I think it might be helpful to try either Mediation or Relate, both are child inclusive, both charge for the service.

Mediation is where you would attend, each of you alone initially, then together and with the help and guidance of a trained Mediator discuss the issues and hopefully come to an agreement...you could discuss with the Mediator the possibility of including your children in the discussions, it might be that as its the older daughter that has issues about who she wants to live with then it might be helpful for her to be included...they are so grown up at 13!

Again Relate can help families through break down and break up and can also include children in the counselling process.

If these suggestions aren't an option, or are not successful then you could apply to the court for a Residency Order, but courts are loathe to intervene where there are no safeguarding issues and usually splitting up siblings is not an option.

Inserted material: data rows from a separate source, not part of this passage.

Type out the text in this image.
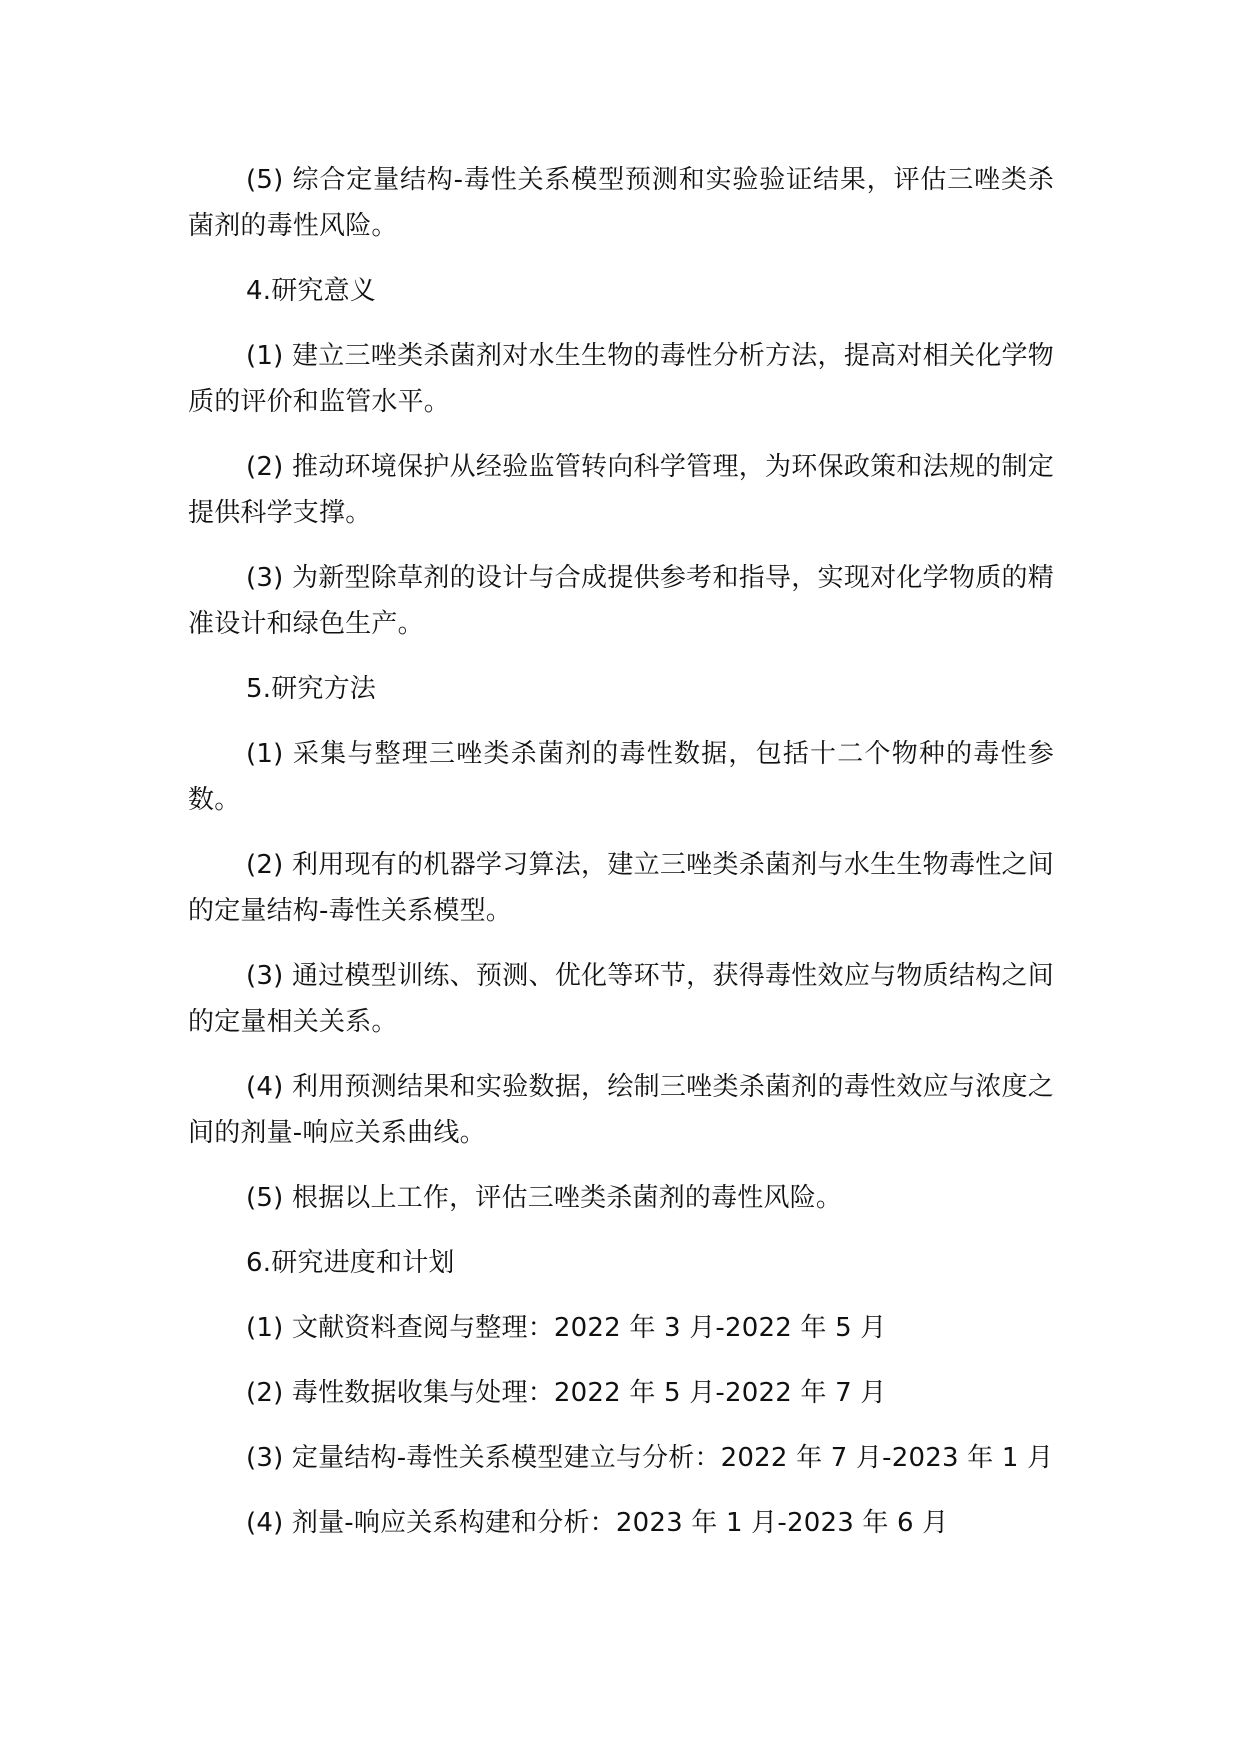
(5) 综合定量结构-毒性关系模型预测和实验验证结果，评估三唑类杀菌剂的毒性风险。

4.研究意义

(1) 建立三唑类杀菌剂对水生生物的毒性分析方法，提高对相关化学物质的评价和监管水平。

(2) 推动环境保护从经验监管转向科学管理，为环保政策和法规的制定提供科学支撑。

(3) 为新型除草剂的设计与合成提供参考和指导，实现对化学物质的精准设计和绿色生产。

5.研究方法

(1) 采集与整理三唑类杀菌剂的毒性数据，包括十二个物种的毒性参数。

(2) 利用现有的机器学习算法，建立三唑类杀菌剂与水生生物毒性之间的定量结构-毒性关系模型。

(3) 通过模型训练、预测、优化等环节，获得毒性效应与物质结构之间的定量相关关系。

(4) 利用预测结果和实验数据，绘制三唑类杀菌剂的毒性效应与浓度之间的剂量-响应关系曲线。

(5) 根据以上工作，评估三唑类杀菌剂的毒性风险。

6.研究进度和计划

(1) 文献资料查阅与整理：2022 年 3 月-2022 年 5 月

(2) 毒性数据收集与处理：2022 年 5 月-2022 年 7 月

(3) 定量结构-毒性关系模型建立与分析：2022 年 7 月-2023 年 1 月

(4) 剂量-响应关系构建和分析：2023 年 1 月-2023 年 6 月
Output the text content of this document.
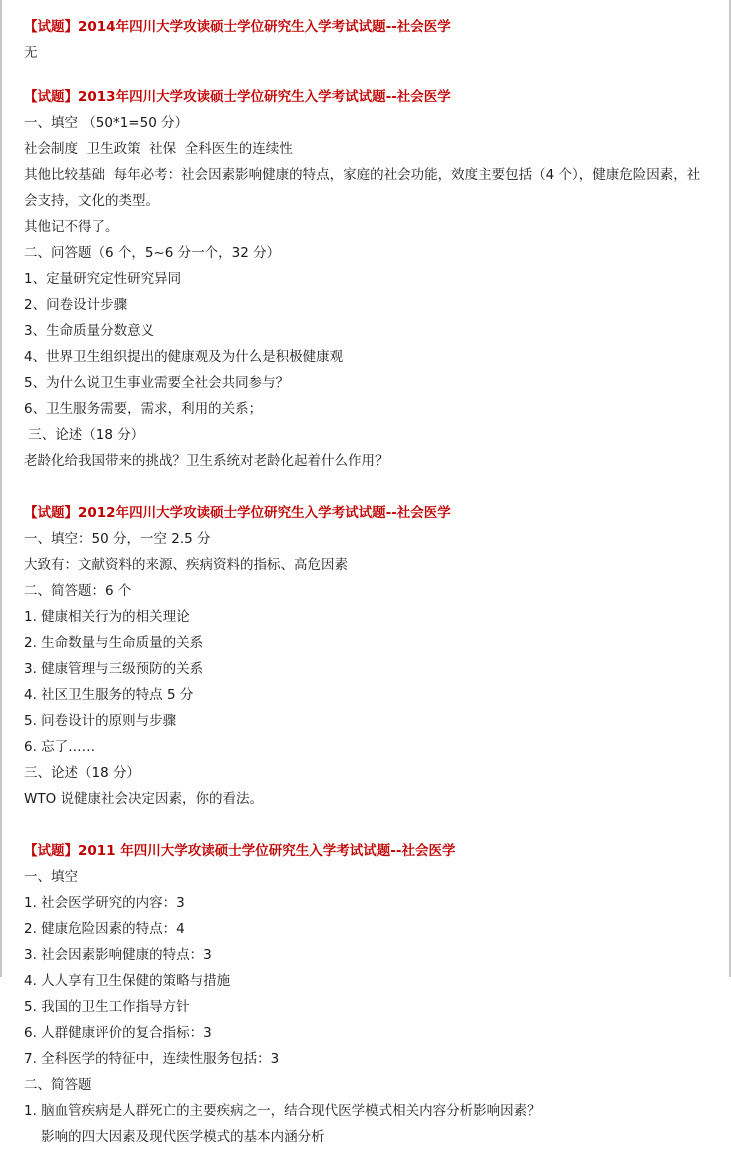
【试题】2014年四川大学攻读硕士学位研究生入学考试试题--社会医学
无
【试题】2013年四川大学攻读硕士学位研究生入学考试试题--社会医学
一、填空 （50*1=50 分）
社会制度  卫生政策  社保  全科医生的连续性
其他比较基础  每年必考：社会因素影响健康的特点，家庭的社会功能，效度主要包括（4 个），健康危险因素，社会支持，文化的类型。
其他记不得了。
二、问答题（6 个，5~6 分一个，32 分）
1、定量研究定性研究异同
2、问卷设计步骤
3、生命质量分数意义
4、世界卫生组织提出的健康观及为什么是积极健康观
5、为什么说卫生事业需要全社会共同参与？
6、卫生服务需要，需求，利用的关系；
三、论述（18 分）
老龄化给我国带来的挑战？卫生系统对老龄化起着什么作用？
【试题】2012年四川大学攻读硕士学位研究生入学考试试题--社会医学
一、填空：50 分，一空 2.5 分
大致有：文献资料的来源、疾病资料的指标、高危因素
二、简答题：6 个
1. 健康相关行为的相关理论
2. 生命数量与生命质量的关系
3. 健康管理与三级预防的关系
4. 社区卫生服务的特点 5 分
5. 问卷设计的原则与步骤
6. 忘了……
三、论述（18 分）
WTO 说健康社会决定因素，你的看法。
【试题】2011 年四川大学攻读硕士学位研究生入学考试试题--社会医学
一、填空
1. 社会医学研究的内容：3
2. 健康危险因素的特点：4
3. 社会因素影响健康的特点：3
4. 人人享有卫生保健的策略与措施
5. 我国的卫生工作指导方针
6. 人群健康评价的复合指标：3
7. 全科医学的特征中，连续性服务包括：3
二、简答题
1. 脑血管疾病是人群死亡的主要疾病之一，结合现代医学模式相关内容分析影响因素？
影响的四大因素及现代医学模式的基本内涵分析
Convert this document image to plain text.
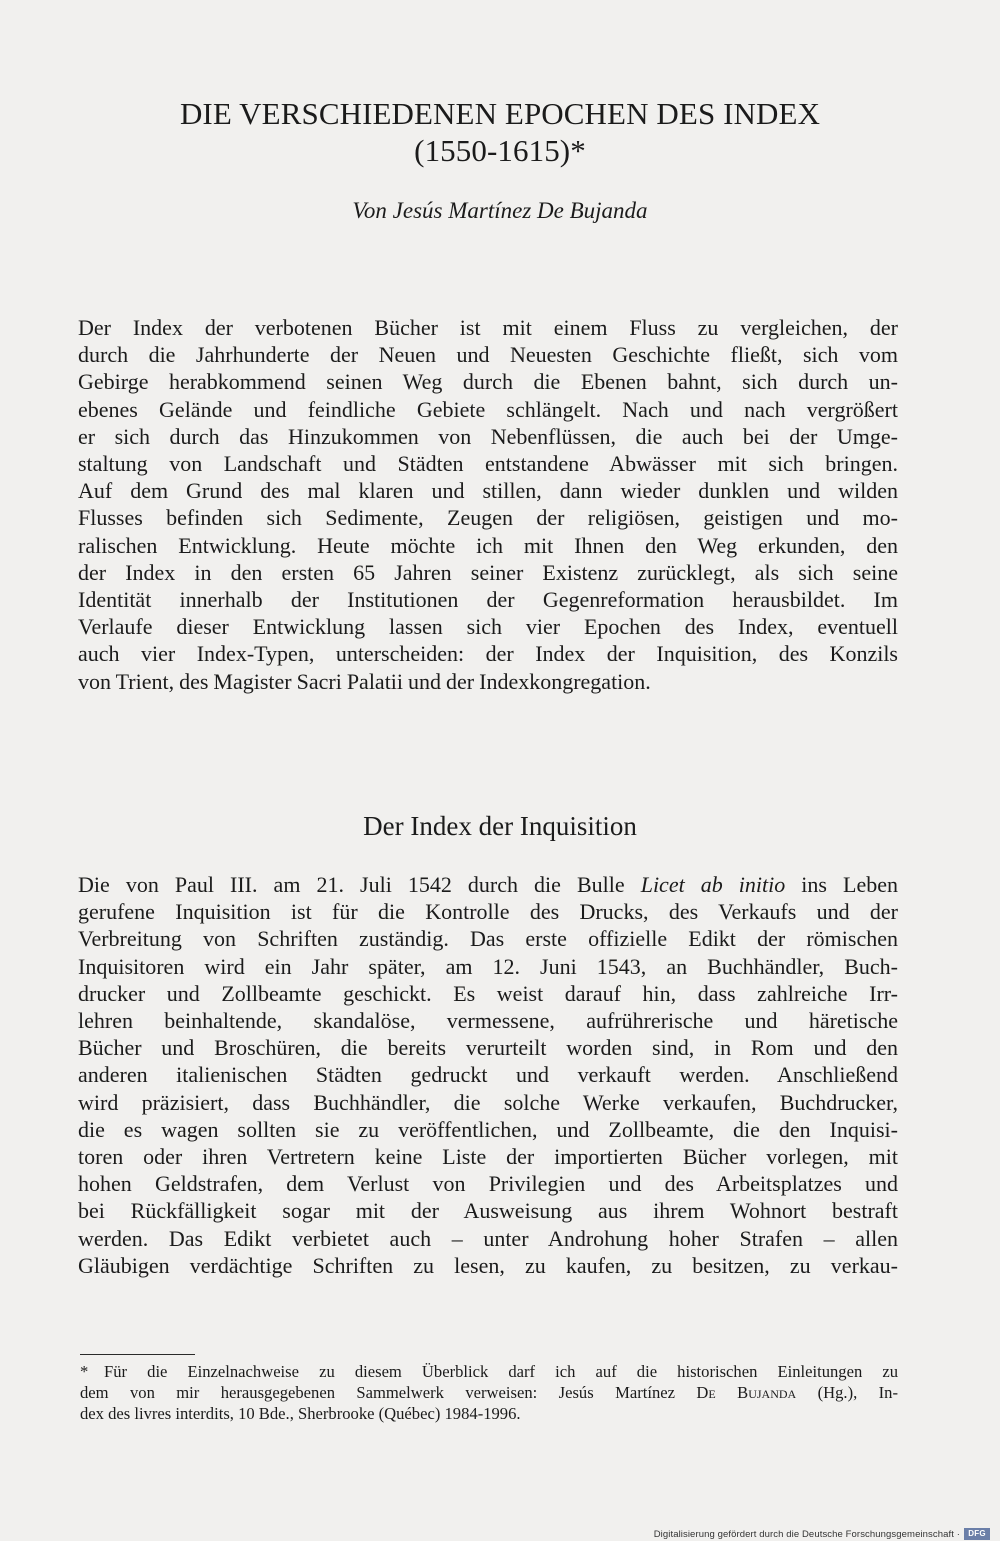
DIE VERSCHIEDENEN EPOCHEN DES INDEX
(1550-1615)*

Von Jesús Martínez De Bujanda

Der Index der verbotenen Bücher ist mit einem Fluss zu vergleichen, der
durch die Jahrhunderte der Neuen und Neuesten Geschichte fließt, sich vom
Gebirge herabkommend seinen Weg durch die Ebenen bahnt, sich durch un-
ebenes Gelände und feindliche Gebiete schlängelt. Nach und nach vergrößert
er sich durch das Hinzukommen von Nebenflüssen, die auch bei der Umge-
staltung von Landschaft und Städten entstandene Abwässer mit sich bringen.
Auf dem Grund des mal klaren und stillen, dann wieder dunklen und wilden
Flusses befinden sich Sedimente, Zeugen der religiösen, geistigen und mo-
ralischen Entwicklung. Heute möchte ich mit Ihnen den Weg erkunden, den
der Index in den ersten 65 Jahren seiner Existenz zurücklegt, als sich seine
Identität innerhalb der Institutionen der Gegenreformation herausbildet. Im
Verlaufe dieser Entwicklung lassen sich vier Epochen des Index, eventuell
auch vier Index-Typen, unterscheiden: der Index der Inquisition, des Konzils
von Trient, des Magister Sacri Palatii und der Indexkongregation.

Der Index der Inquisition

Die von Paul III. am 21. Juli 1542 durch die Bulle Licet ab initio ins Leben
gerufene Inquisition ist für die Kontrolle des Drucks, des Verkaufs und der
Verbreitung von Schriften zuständig. Das erste offizielle Edikt der römischen
Inquisitoren wird ein Jahr später, am 12. Juni 1543, an Buchhändler, Buch-
drucker und Zollbeamte geschickt. Es weist darauf hin, dass zahlreiche Irr-
lehren beinhaltende, skandalöse, vermessene, aufrührerische und häretische
Bücher und Broschüren, die bereits verurteilt worden sind, in Rom und den
anderen italienischen Städten gedruckt und verkauft werden. Anschließend
wird präzisiert, dass Buchhändler, die solche Werke verkaufen, Buchdrucker,
die es wagen sollten sie zu veröffentlichen, und Zollbeamte, die den Inquisi-
toren oder ihren Vertretern keine Liste der importierten Bücher vorlegen, mit
hohen Geldstrafen, dem Verlust von Privilegien und des Arbeitsplatzes und
bei Rückfälligkeit sogar mit der Ausweisung aus ihrem Wohnort bestraft
werden. Das Edikt verbietet auch – unter Androhung hoher Strafen – allen
Gläubigen verdächtige Schriften zu lesen, zu kaufen, zu besitzen, zu verkau-

* Für die Einzelnachweise zu diesem Überblick darf ich auf die historischen Einleitungen zu
dem von mir herausgegebenen Sammelwerk verweisen: Jesús Martínez De Bujanda (Hg.), In-
dex des livres interdits, 10 Bde., Sherbrooke (Québec) 1984-1996.

Digitalisierung gefördert durch die Deutsche Forschungsgemeinschaft ·	DFG
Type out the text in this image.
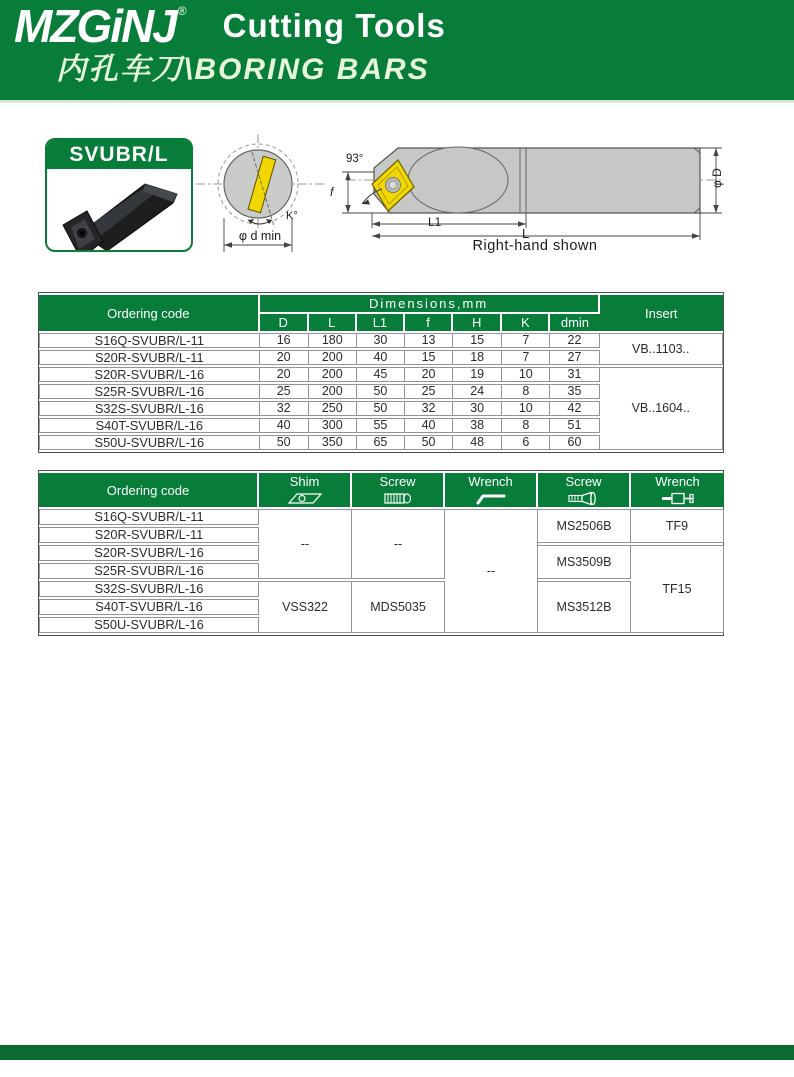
MZGiNJ ® Cutting Tools
内孔车刀\BORING BARS
SVUBR/L	93°
f
L1
L
φ D
K°
φ d min
Right-hand shown
Ordering code	Dimensions,mm							Insert
	D	L	L1	f	H	K	dmin	
S16Q-SVUBR/L-11	16	180	30	13	15	7	22	VB..1103..
S20R-SVUBR/L-11	20	200	40	15	18	7	27	
S20R-SVUBR/L-16	20	200	45	20	19	10	31	VB..1604..
S25R-SVUBR/L-16	25	200	50	25	24	8	35	
S32S-SVUBR/L-16	32	250	50	32	30	10	42	
S40T-SVUBR/L-16	40	300	55	40	38	8	51	
S50U-SVUBR/L-16	50	350	65	50	48	6	60	
Ordering code	Shim	Screw	Wrench	Screw	Wrench

S16Q-SVUBR/L-11	--	--	--	MS2506B	TF9
S20R-SVUBR/L-11					
S20R-SVUBR/L-16				MS3509B	TF15
S25R-SVUBR/L-16					
S32S-SVUBR/L-16	VSS322	MDS5035		MS3512B	
S40T-SVUBR/L-16					
S50U-SVUBR/L-16					
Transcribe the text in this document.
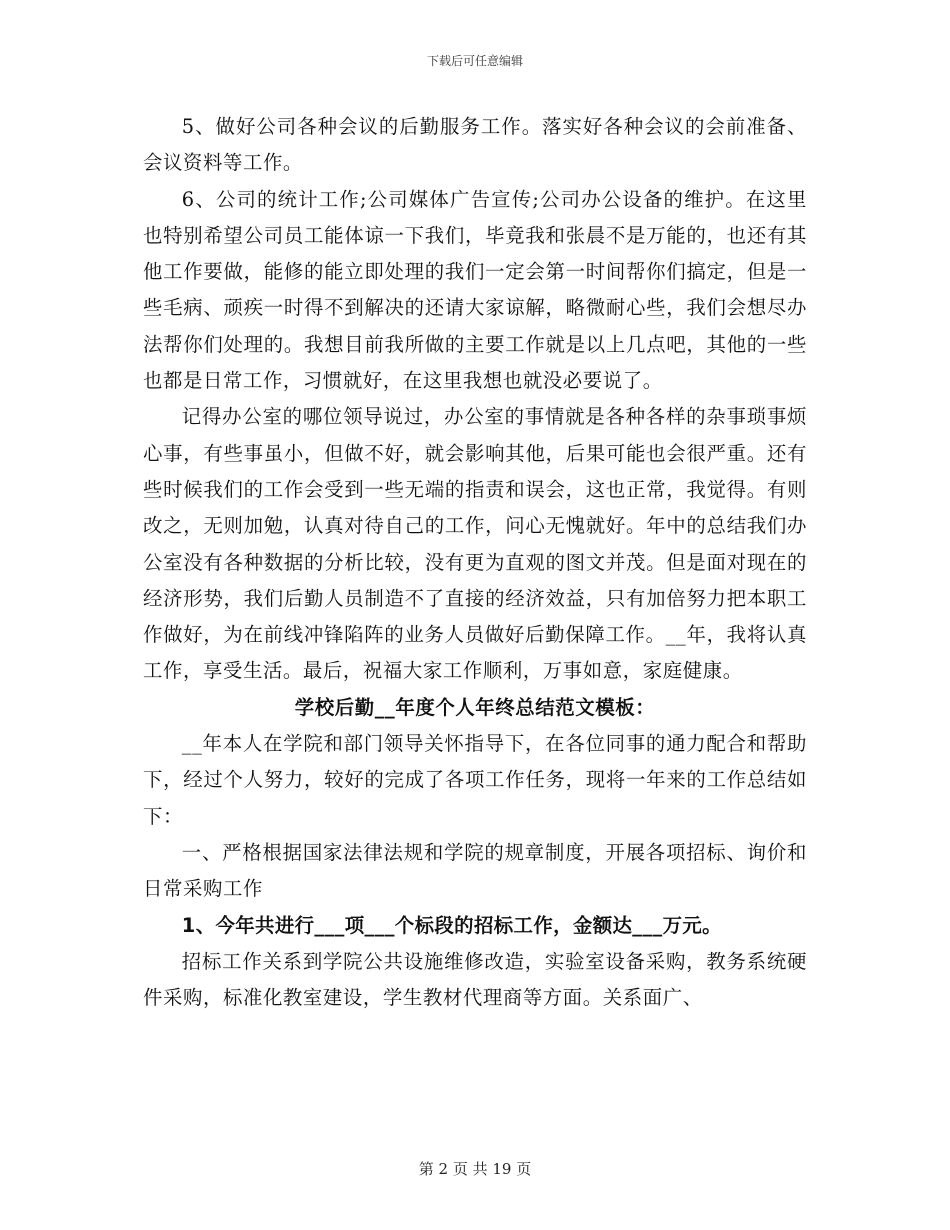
下载后可任意编辑

5、做好公司各种会议的后勤服务工作。落实好各种会议的会前准备、会议资料等工作。

6、公司的统计工作;公司媒体广告宣传;公司办公设备的维护。在这里也特别希望公司员工能体谅一下我们，毕竟我和张晨不是万能的，也还有其他工作要做，能修的能立即处理的我们一定会第一时间帮你们搞定，但是一些毛病、顽疾一时得不到解决的还请大家谅解，略微耐心些，我们会想尽办法帮你们处理的。我想目前我所做的主要工作就是以上几点吧，其他的一些也都是日常工作，习惯就好，在这里我想也就没必要说了。

记得办公室的哪位领导说过，办公室的事情就是各种各样的杂事琐事烦心事，有些事虽小，但做不好，就会影响其他，后果可能也会很严重。还有些时候我们的工作会受到一些无端的指责和误会，这也正常，我觉得。有则改之，无则加勉，认真对待自己的工作，问心无愧就好。年中的总结我们办公室没有各种数据的分析比较，没有更为直观的图文并茂。但是面对现在的经济形势，我们后勤人员制造不了直接的经济效益，只有加倍努力把本职工作做好，为在前线冲锋陷阵的业务人员做好后勤保障工作。__年，我将认真工作，享受生活。最后，祝福大家工作顺利，万事如意，家庭健康。

学校后勤__年度个人年终总结范文模板：

__年本人在学院和部门领导关怀指导下，在各位同事的通力配合和帮助下，经过个人努力，较好的完成了各项工作任务，现将一年来的工作总结如下：

一、严格根据国家法律法规和学院的规章制度，开展各项招标、询价和日常采购工作

1、今年共进行___项___个标段的招标工作，金额达___万元。

招标工作关系到学院公共设施维修改造，实验室设备采购，教务系统硬件采购，标准化教室建设，学生教材代理商等方面。关系面广、

第 2 页 共 19 页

If you were married when the children were born then you have Parental Responsibility for them...Theoretically you could keep hold of your oldest daughter if she became so unhappy that it was effecting her emotionally, this isnt something I advise generally and if you were to consider this course of action I would advise you to telephone the police just to make sure that they wouldnt get involved if the mother were to call them and accuse you of kidnap! Also if you did this you would need to apply for Residency, and yes, because of her age she would be listened to...

I think if you possibly can you should try and sort this out without resorting to court action as this will create lots of bitterness and everyone will be affected. It might be helpful if you speak to the school to see if she is unsettled there as if she is unhappy this will usually be reflected by her school work and behaviour.